Current Developments of Artificial Intelligence in Digital Pathology and Its Future Clinical Applications in Gastrointestinal Cancers

Abstract

The implementation of DP will revolutionize current practice by providing pathologists with additional tools and algorithms to improve workflow. Furthermore, DP will open up opportunities for development of AI-based tools for more precise and reproducible diagnosis through computational pathology. One of the key features of AI is its capability to generate perceptions and recognize patterns beyond the human senses. Thus, the incorporation of AI into DP can reveal additional morphological features and information. At the current rate of AI development and adoption of DP, the interest in computational pathology is expected to rise in tandem. There have already been promising developments related to AI-based solutions in prostate cancer detection; however, in the GI tract, development of more sophisticated algorithms is required to facilitate histological assessment of GI specimens for early and accurate diagnosis. In this review, we aim to provide an overview of the current histological practices in AP laboratories with respect to challenges faced in image preprocessing, present the existing AI-based algorithms, discuss their limitations and present clinical insight with respect to the application of AI in early detection and diagnosis of GI cancer.

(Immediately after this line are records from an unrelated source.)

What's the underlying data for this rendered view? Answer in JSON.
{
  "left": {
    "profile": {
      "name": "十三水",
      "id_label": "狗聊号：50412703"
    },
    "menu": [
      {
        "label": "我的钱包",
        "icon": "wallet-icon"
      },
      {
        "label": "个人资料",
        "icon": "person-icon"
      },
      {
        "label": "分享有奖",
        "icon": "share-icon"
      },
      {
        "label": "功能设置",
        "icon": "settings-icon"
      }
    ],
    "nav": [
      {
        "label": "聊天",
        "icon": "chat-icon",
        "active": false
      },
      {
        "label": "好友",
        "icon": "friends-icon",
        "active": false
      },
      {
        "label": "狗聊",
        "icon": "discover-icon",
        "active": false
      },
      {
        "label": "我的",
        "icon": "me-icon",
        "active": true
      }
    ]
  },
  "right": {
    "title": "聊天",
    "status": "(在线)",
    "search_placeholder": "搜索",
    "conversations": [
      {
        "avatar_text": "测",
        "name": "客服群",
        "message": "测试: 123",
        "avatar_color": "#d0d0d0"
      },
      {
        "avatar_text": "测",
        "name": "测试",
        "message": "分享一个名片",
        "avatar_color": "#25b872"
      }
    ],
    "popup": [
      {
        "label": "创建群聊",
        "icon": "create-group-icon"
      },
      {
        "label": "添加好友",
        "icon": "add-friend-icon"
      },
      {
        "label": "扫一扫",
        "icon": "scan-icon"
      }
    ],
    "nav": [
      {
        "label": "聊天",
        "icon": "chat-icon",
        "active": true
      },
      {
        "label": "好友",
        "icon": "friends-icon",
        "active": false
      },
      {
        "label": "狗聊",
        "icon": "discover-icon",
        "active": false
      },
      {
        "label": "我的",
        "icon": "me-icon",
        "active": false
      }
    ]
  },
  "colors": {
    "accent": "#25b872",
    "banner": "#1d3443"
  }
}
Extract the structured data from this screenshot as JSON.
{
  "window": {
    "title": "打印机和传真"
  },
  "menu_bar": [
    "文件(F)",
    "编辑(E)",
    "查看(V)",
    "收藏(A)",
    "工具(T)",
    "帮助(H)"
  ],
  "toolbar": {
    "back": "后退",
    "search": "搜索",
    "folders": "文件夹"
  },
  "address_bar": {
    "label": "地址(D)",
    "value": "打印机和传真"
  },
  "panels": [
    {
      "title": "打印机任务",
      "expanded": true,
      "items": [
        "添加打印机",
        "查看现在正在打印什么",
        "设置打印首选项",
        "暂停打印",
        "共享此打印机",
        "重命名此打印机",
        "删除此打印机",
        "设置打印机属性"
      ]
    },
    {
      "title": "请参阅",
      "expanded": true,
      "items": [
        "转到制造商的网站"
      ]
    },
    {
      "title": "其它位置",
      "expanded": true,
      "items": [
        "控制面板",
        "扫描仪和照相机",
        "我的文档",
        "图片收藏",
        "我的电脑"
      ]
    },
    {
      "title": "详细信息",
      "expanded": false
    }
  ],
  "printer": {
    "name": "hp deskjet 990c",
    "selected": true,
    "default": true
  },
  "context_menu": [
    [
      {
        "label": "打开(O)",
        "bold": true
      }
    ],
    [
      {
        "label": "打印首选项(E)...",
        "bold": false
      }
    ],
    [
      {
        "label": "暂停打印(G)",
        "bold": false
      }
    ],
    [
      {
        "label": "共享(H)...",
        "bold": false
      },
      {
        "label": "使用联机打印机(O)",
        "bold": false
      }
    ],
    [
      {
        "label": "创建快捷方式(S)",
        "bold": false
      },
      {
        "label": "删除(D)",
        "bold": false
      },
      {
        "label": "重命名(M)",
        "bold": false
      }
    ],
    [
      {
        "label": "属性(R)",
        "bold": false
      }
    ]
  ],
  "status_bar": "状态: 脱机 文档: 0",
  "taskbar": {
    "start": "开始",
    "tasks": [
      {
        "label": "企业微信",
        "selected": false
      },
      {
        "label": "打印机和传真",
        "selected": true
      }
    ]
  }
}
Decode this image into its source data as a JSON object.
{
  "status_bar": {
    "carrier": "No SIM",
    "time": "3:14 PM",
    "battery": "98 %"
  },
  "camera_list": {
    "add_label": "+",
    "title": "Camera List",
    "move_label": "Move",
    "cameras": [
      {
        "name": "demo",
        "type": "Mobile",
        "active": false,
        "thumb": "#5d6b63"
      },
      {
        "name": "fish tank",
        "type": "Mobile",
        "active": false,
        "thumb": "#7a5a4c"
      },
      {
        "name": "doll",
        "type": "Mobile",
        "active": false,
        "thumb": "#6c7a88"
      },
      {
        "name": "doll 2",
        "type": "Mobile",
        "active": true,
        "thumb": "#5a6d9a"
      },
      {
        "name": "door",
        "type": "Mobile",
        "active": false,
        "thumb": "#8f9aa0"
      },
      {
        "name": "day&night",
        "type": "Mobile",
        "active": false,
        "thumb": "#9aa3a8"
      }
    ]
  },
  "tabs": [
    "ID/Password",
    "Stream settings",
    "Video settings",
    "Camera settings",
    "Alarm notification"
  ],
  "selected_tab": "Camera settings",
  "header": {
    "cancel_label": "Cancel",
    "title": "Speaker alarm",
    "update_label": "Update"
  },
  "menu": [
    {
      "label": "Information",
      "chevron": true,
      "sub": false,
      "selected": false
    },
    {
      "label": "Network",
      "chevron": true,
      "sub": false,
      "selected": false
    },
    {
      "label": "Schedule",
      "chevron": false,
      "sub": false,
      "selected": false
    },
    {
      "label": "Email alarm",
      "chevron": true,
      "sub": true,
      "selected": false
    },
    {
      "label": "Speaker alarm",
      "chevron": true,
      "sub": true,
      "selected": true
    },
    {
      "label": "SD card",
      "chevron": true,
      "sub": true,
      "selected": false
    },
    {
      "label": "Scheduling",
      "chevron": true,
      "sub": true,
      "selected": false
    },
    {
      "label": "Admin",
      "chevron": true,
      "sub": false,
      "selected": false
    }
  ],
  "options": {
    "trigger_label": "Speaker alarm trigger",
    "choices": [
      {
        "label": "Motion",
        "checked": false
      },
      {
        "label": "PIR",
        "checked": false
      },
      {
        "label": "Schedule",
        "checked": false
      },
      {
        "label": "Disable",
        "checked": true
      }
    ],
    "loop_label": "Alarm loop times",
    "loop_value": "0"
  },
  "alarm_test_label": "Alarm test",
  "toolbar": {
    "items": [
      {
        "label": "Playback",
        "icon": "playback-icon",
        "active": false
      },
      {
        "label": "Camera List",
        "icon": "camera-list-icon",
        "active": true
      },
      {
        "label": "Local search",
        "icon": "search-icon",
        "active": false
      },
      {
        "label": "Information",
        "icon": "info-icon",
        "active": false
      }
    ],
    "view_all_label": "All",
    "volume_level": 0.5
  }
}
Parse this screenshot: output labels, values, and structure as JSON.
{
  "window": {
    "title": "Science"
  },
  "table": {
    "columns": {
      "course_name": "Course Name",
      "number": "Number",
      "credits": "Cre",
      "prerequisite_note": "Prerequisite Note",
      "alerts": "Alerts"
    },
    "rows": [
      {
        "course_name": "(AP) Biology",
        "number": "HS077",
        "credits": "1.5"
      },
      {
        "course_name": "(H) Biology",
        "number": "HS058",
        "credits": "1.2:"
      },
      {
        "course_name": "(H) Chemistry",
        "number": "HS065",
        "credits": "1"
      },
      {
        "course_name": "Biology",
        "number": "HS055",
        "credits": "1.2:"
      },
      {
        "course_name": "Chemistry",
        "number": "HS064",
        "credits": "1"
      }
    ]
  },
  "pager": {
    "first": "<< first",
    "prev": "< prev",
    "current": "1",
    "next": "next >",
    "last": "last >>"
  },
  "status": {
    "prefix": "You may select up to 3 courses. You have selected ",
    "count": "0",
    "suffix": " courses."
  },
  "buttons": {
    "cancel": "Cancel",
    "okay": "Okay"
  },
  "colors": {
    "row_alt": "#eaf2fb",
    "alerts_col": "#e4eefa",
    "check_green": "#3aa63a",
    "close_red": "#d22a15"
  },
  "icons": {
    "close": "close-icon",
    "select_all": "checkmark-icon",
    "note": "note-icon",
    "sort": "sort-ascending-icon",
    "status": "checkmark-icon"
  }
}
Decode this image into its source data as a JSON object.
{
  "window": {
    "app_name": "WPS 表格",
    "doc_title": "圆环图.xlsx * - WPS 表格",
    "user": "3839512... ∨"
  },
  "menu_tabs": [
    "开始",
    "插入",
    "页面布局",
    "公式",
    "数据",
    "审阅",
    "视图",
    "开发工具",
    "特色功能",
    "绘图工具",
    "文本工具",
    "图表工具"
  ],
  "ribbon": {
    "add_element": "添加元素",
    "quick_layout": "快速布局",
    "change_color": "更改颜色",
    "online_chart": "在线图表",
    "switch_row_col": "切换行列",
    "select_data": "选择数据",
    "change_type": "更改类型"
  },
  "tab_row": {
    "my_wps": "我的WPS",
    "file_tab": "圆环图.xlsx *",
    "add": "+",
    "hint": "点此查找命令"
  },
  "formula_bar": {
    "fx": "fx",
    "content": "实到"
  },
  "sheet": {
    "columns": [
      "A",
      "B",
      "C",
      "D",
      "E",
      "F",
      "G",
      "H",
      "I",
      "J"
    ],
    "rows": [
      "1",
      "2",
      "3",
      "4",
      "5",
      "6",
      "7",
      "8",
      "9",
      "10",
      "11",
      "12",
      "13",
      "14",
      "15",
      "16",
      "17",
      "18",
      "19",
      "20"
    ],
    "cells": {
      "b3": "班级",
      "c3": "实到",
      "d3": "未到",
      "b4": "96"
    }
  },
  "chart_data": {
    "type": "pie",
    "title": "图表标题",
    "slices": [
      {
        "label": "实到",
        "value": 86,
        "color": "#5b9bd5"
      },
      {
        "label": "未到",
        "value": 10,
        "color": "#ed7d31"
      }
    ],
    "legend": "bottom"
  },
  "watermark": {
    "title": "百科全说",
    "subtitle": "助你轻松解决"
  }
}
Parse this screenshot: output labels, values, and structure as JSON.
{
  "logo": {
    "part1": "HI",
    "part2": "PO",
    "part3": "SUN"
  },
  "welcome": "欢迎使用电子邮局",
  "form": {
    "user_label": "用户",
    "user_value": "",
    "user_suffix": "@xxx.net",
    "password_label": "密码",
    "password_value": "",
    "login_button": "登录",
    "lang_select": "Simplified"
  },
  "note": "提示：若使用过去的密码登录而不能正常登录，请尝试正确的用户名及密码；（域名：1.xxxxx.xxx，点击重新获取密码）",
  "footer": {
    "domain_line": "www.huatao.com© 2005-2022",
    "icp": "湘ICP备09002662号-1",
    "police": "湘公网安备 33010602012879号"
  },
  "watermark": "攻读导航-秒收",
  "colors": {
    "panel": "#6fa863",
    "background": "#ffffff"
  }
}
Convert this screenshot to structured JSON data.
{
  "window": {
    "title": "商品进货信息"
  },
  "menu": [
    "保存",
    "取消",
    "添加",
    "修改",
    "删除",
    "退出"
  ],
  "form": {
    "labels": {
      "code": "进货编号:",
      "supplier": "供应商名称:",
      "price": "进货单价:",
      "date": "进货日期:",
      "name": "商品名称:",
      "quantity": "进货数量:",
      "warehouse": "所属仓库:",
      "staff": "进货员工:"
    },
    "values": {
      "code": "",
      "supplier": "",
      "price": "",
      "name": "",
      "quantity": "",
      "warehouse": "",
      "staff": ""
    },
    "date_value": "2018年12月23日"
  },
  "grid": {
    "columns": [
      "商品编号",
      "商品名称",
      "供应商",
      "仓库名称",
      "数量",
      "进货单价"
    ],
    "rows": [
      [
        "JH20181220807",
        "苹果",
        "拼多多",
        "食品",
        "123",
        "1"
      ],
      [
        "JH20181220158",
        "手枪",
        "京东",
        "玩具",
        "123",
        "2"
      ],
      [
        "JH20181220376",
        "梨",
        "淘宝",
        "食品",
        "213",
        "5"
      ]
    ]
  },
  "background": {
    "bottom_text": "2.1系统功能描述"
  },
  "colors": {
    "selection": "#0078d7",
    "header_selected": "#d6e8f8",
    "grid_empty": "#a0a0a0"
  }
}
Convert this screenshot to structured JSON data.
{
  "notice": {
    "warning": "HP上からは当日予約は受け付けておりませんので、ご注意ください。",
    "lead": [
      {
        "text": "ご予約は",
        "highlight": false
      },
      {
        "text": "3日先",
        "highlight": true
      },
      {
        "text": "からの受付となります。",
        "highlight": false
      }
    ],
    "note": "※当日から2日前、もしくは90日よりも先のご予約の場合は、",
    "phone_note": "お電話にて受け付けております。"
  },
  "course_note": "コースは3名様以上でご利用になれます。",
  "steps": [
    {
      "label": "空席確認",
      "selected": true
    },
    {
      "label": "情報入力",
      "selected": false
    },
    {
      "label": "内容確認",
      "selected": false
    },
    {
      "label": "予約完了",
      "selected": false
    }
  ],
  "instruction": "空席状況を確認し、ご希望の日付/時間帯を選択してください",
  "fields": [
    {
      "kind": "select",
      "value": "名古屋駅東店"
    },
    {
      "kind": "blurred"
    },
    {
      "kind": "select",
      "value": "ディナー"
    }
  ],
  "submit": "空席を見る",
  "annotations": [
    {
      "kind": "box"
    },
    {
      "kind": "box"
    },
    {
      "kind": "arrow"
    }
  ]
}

Keywords: algorithms; artificial intelligence; cancer diagnosis; computational pathology; deep learning; digital pathology; gastrointestinal tract; histopathology; machine learning; whole-slide imaging.

Figure 1

Tissues obtained by endoscopic biopsies are fixed in 10% neutral buffered formalin for 12–24 h. The fixed tissue undergoes dehydration, clearing and impregnation with molten paraffin wax by automatic tissue processors. The tissue is subsequently embedded in a paraffin wax block with proper orientation so tissue sections (3–5 µm thick) can be cut with a microtome. The tissue section is manoeuvred onto a glass slide, stained and mounted with a coverslip to protect and preserve the section. The glass slide is digitized using high-throughput WSI scanners to create a virtual slide to allow for remote diagnosis and large-scale computational pathology.

Figure 2

Overview of AI techniques and algorithm development in computational pathology for GI cancers. AI is a concept that mimics human intelligence with respect to learning and problem solving. Deep learning is a subset of machine learning; both are techniques used for the development of AI to study the patterns or relationships in WSIs. Deep learning-based techniques are capable of automatic feature extraction, whereas machine-learning-based techniques require manually designed features. Existing software, algorithms and network architectures discussed in this study are summarized in the figure.

Figure 3

Representative H&E-stained sections of different pathologies along the GI tract. (A) Helicobacter-pylori-associated gastritis. Abundant curved rods lining the surface epithelium with underlying mixed inflammatory infiltrate. (B) Moderate number of plasma cells (green arrow), indicating chronic inflammation, and neutrophils (yellow arrow), indicating active inflammation. (C) Gastric adenocarcinoma. Irregular angulated glands lined by tumour cells with enlarged hyperchromatic nuclei, moderate nuclear pleomorphism and frequent mitotic figures. The background stroma is inflamed and desmoplastic. (D) Normal oesophageal squamous epithelium with normal surface maturation. (E) Oesophageal squamous epithelium with high-grade dysplasia involving full thickness of the epithelium. The dysplastic cells exhibit enlarged hyperchromatic nuclei, marked nuclear pleomorphism, loss of polarity and lack of surface maturation. No stromal invasion is observed. (F) Oesophageal squamous cell carcinoma. Irregular nests of tumour cells infiltrating in desmoplastic stroma. The tumour cells exhibit enlarged hyperchromatic nuclei, marked nuclear pleomorphism and frequent mitotic figures. Squamous pearls (yellow arrow) are observed. (G) Oesophageal squamous epithelium with high-grade dysplasia involving full thickness of the epithelium. The dysplastic cells exhibit enlarged hyperchromatic nuclei, marked nuclear pleomorphism, loss of polarity and lack of surface maturation. No stromal invasion is observed. (H) Oesophageal adenocarcinoma. Complex cribriform glands lined by tumour cells with enlarged hyperchromatic nuclei, moderate nuclear pleomorphism and frequent mitotic figures. (I) Oesophageal adenocarcinoma. Poorly differentiated areas with predominantly solid nests observed. (J) Colonic tubular adenoma. Crowded colonic crypts with low-grade dysplasia. The dysplastic cells exhibit pseudostratified, elongated hyperchromatic nuclei. (K) Colon adenocarcinoma. Signet ring cells (arrow) with intracellular mucin that displaces the nucleus to the side. (L) Colon adenocarcinoma. Cribriform glands with extensive tumour necrosis (arrow).